Heartburn refers to a burning sensation in your chest and throat. It may be triggered by the foods you eat, particularly spicy, fatty, or acidic foods. In some cases, heartburn can be a symptom of gastroesophageal reflux disease (GERD). This long-term condition has many potential causes.
In fact, up to 28% of adults in North America experience gastroesophageal reflux disease (GERD), a common condition that causes heartburn. GERD occurs when acid is pushed up from the stomach back into the esophagus, which leads to the heartburn sensation.
Heartburn is uncomfortable, but you can find effective relief with home remedies, lifestyle changes, and over-the-counter (OTC) medications. There are many medications to treat acid reflux and heartburn, but in this article, we shall be focusing on the proper use of Pepcid Complete.
What is Pepcid Complete?
Pepcid Complete is a medication that relieves heartburn associated with acid indigestion and sour stomach. It combines an H2 blocker with an antacid that starts neutralizing acid in your stomach in seconds. It contains famotidine 10 mg, calcium carbonate 800 mg, and magnesium hydroxide 165 mg.
Do not use
• if you have trouble or pain swallowing food, vomiting with blood, or bloody or black stools. These may be signs of a serious condition. See your doctor.
• with other acid reducers
Ask a doctor before use if you have
• had heartburn for over 3 months. This may be a sign of a more serious condition.
• heartburn with lightheadedness, sweating, or dizziness
• chest pain or shoulder pain with shortness of breath; sweating; pain spreading to arms, neck, or shoulders; or lightheadedness
• frequent chest pain
• frequent wheezing, particularly with heartburn
• unexplained weight loss
• nausea or vomiting
• stomach pain
• kidney disease
Ask a doctor or pharmacist before use if you are taking a prescription drug. Antacids and acid reducers may interact with certain prescription drugs.
How is Pepcid Complete taken?
Adults and children 12 years and over: the recommended dose to relieve symptoms is 1 tablet chewed before swallowing
• do not swallow the tablet whole: chew completely
Children under 12 years: ask a doctor
When the drug starts working you should have less pain and your symptoms should improve. If you stop taking the drug suddenly or don’t take it at all: Your acid reflux, heartburn, or ulcer symptoms may not get better or may get worse.
Can I Take 2 Pepcid Complete At Once?
No, taking 2 Pepcid Complete at once can result in an overdose. In addition, you should not use more than 2 chewable tablets in 24 hour period if not you could have dangerous levels of the drug in your body.

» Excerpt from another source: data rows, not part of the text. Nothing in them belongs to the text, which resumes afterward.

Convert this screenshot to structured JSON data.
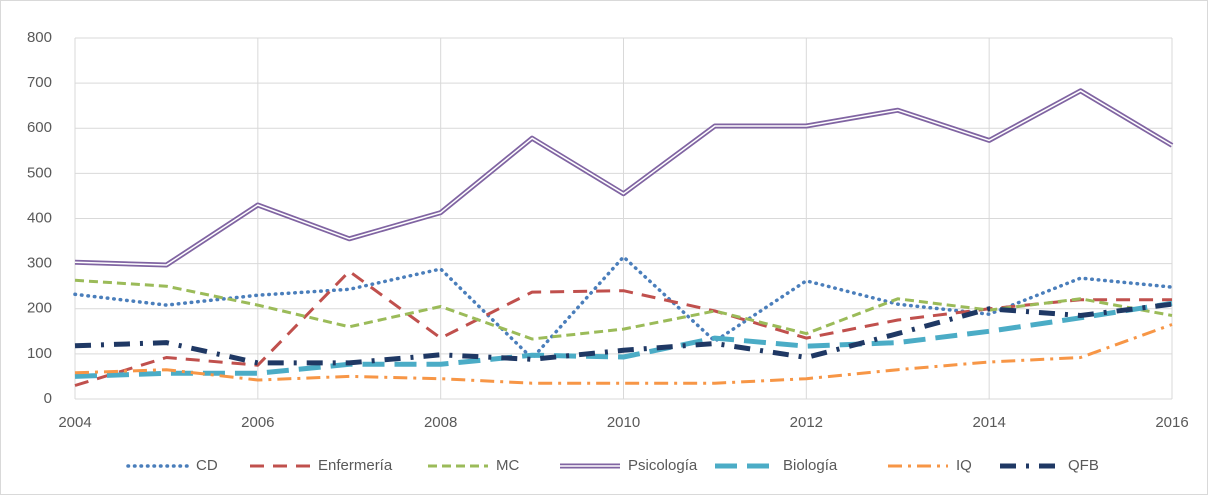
{
  "chart_data": {
    "type": "line",
    "x": [
      2004,
      2005,
      2006,
      2007,
      2008,
      2009,
      2010,
      2011,
      2012,
      2013,
      2014,
      2015,
      2016
    ],
    "xlim": [
      2004,
      2016
    ],
    "xticks": [
      2004,
      2006,
      2008,
      2010,
      2012,
      2014,
      2016
    ],
    "ylim": [
      0,
      800
    ],
    "yticks": [
      0,
      100,
      200,
      300,
      400,
      500,
      600,
      700,
      800
    ],
    "grid": true,
    "legend": "bottom",
    "series": [
      {
        "name": "CD",
        "color": "#4a7ebb",
        "values": [
          232,
          208,
          230,
          243,
          288,
          90,
          315,
          128,
          262,
          210,
          188,
          268,
          248
        ]
      },
      {
        "name": "Enfermería",
        "color": "#c0504d",
        "values": [
          30,
          92,
          75,
          283,
          135,
          237,
          240,
          195,
          135,
          175,
          200,
          220,
          220
        ]
      },
      {
        "name": "MC",
        "color": "#9bbb59",
        "values": [
          263,
          250,
          208,
          160,
          205,
          133,
          155,
          195,
          145,
          222,
          197,
          222,
          185
        ]
      },
      {
        "name": "Psicología",
        "color": "#8064a2",
        "values": [
          303,
          297,
          430,
          355,
          413,
          578,
          455,
          605,
          605,
          640,
          573,
          683,
          562
        ]
      },
      {
        "name": "Biología",
        "color": "#4bacc6",
        "values": [
          50,
          57,
          57,
          77,
          77,
          97,
          93,
          135,
          117,
          125,
          150,
          180,
          212
        ]
      },
      {
        "name": "IQ",
        "color": "#f79646",
        "values": [
          58,
          65,
          42,
          50,
          45,
          35,
          35,
          35,
          45,
          65,
          82,
          92,
          165
        ]
      },
      {
        "name": "QFB",
        "color": "#1f3864",
        "values": [
          118,
          125,
          80,
          80,
          98,
          88,
          108,
          123,
          92,
          145,
          200,
          185,
          210
        ]
      }
    ]
  }
}
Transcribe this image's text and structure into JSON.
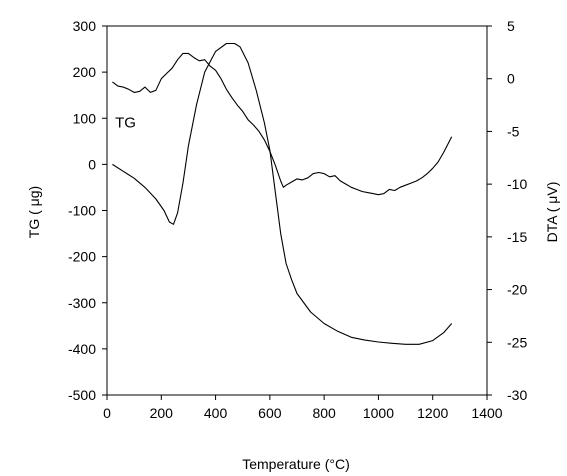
{
  "chart_data": {
    "type": "line",
    "xlabel": "Temperature (°C)",
    "ylabel_left": "TG ( μg)",
    "ylabel_right": "DTA ( μV)",
    "xlim": [
      0,
      1400
    ],
    "ylim_left": [
      -500,
      300
    ],
    "ylim_right": [
      -30,
      5
    ],
    "x_ticks": [
      "0",
      "200",
      "400",
      "600",
      "800",
      "1000",
      "1200",
      "1400"
    ],
    "y_left_ticks": [
      "300",
      "200",
      "100",
      "0",
      "-100",
      "-200",
      "-300",
      "-400",
      "-500"
    ],
    "y_right_ticks": [
      "5",
      "0",
      "-5",
      "-10",
      "-15",
      "-20",
      "-25",
      "-30"
    ],
    "grid": false,
    "legend": "none",
    "series": [
      {
        "name": "TG",
        "axis": "left",
        "label_at": [
          30,
          80
        ],
        "x": [
          20,
          60,
          100,
          140,
          180,
          210,
          230,
          245,
          260,
          280,
          300,
          330,
          360,
          400,
          440,
          470,
          490,
          520,
          550,
          580,
          600,
          620,
          640,
          660,
          680,
          700,
          750,
          800,
          850,
          900,
          950,
          1000,
          1050,
          1100,
          1150,
          1200,
          1240,
          1270
        ],
        "values": [
          0,
          -15,
          -30,
          -50,
          -75,
          -100,
          -125,
          -130,
          -105,
          -40,
          40,
          130,
          200,
          245,
          262,
          262,
          255,
          220,
          160,
          90,
          30,
          -60,
          -150,
          -215,
          -250,
          -280,
          -320,
          -345,
          -362,
          -375,
          -381,
          -385,
          -388,
          -390,
          -390,
          -382,
          -365,
          -345
        ]
      },
      {
        "name": "DTA",
        "axis": "right",
        "label_at": [
          30,
          220
        ],
        "x": [
          20,
          40,
          60,
          80,
          100,
          120,
          140,
          160,
          180,
          200,
          220,
          240,
          260,
          280,
          300,
          320,
          340,
          360,
          380,
          400,
          420,
          440,
          460,
          480,
          500,
          520,
          540,
          560,
          580,
          600,
          620,
          640,
          650,
          660,
          680,
          700,
          720,
          740,
          760,
          780,
          800,
          820,
          840,
          860,
          880,
          900,
          920,
          940,
          960,
          980,
          1000,
          1020,
          1040,
          1060,
          1080,
          1100,
          1120,
          1140,
          1160,
          1180,
          1200,
          1220,
          1240,
          1260,
          1270
        ],
        "values": [
          -0.3,
          -0.7,
          -0.8,
          -1.0,
          -1.3,
          -1.2,
          -0.8,
          -1.3,
          -1.1,
          0.0,
          0.5,
          1.0,
          1.8,
          2.4,
          2.4,
          2.0,
          1.7,
          1.8,
          1.2,
          0.8,
          0.0,
          -1.0,
          -1.8,
          -2.5,
          -3.1,
          -3.9,
          -4.4,
          -5.0,
          -5.8,
          -6.9,
          -8.2,
          -9.7,
          -10.3,
          -10.1,
          -9.8,
          -9.5,
          -9.6,
          -9.4,
          -9.0,
          -8.9,
          -9.0,
          -9.3,
          -9.2,
          -9.7,
          -10.0,
          -10.3,
          -10.5,
          -10.7,
          -10.8,
          -10.9,
          -11.0,
          -10.9,
          -10.5,
          -10.6,
          -10.3,
          -10.1,
          -9.9,
          -9.7,
          -9.4,
          -9.0,
          -8.5,
          -7.9,
          -7.0,
          -6.0,
          -5.5
        ]
      }
    ]
  }
}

If you don’t take this drug as directed, it may not work as well or may stop working completely. If you miss your dose, take it as soon as you remember. But if you remember just a few hours before your next scheduled dose, take only one dose. Never try to catch up by taking two doses at once. This could result in dangerous side effects.
Symptoms of an overdose of this drug can include:
• severe muscle pain
If you think you’ve taken too much of Pepcid Complete, call your doctor or local poison control center. If your symptoms are severe, call 911 or go to the nearest emergency room right away.
Tips for managing Heartburn
According to Harvard Health, you can incorporate the following tips for managing heartburn in addition to taking Pepcid Complete:
- Avoid certain foods: People with acid reflux were once instructed to eliminate all but the blandest foods from their diets. But that’s no longer the case. But there are still some foods that are more likely than others to trigger reflux, including mint, fatty foods, spicy foods, tomatoes, onions, garlic, coffee, tea, chocolate, and alcohol. If you eat any of these foods regularly, you might try eliminating them to see if doing so controls your reflux, and then try adding them back one by one.
- Don’t drink carbonated beverages: They make you burp, which sends acid into the esophagus. Drink flat water instead of sparkling water.
- Don’t move too fast: Avoid vigorous exercise for a couple of hours after eating. An after-dinner stroll is fine, but a more strenuous workout, especially if it involves bending over, can send acid into your esophagus.
- Eat sparingly and slowly: When the stomach is very full, there can be more reflux into the esophagus. If it fits into your schedule, you may want to try what is sometimes called “grazing”—eating small meals more frequently rather than three large meals daily.
- If you smoke, quit: Nicotine may relax the lower esophageal sphincter.
- Sleep on an incline: Ideally, your head should be 6 to 8 inches higher than your feet. You can achieve this by using “extra-tall” bed risers on the legs supporting the head of your bed. If your sleeping partner objects to this change, try using a foam wedge support for your upper body. Don’t try to create a wedge by stacking pillows. They won’t provide the uniform support you need.
- Stay up after eating: When you’re standing, or even sitting, gravity alone helps keeps acid in the stomach, where it belongs. Finish eating three hours before you go to bed. This means no naps after lunch, and no late suppers or midnight snacks.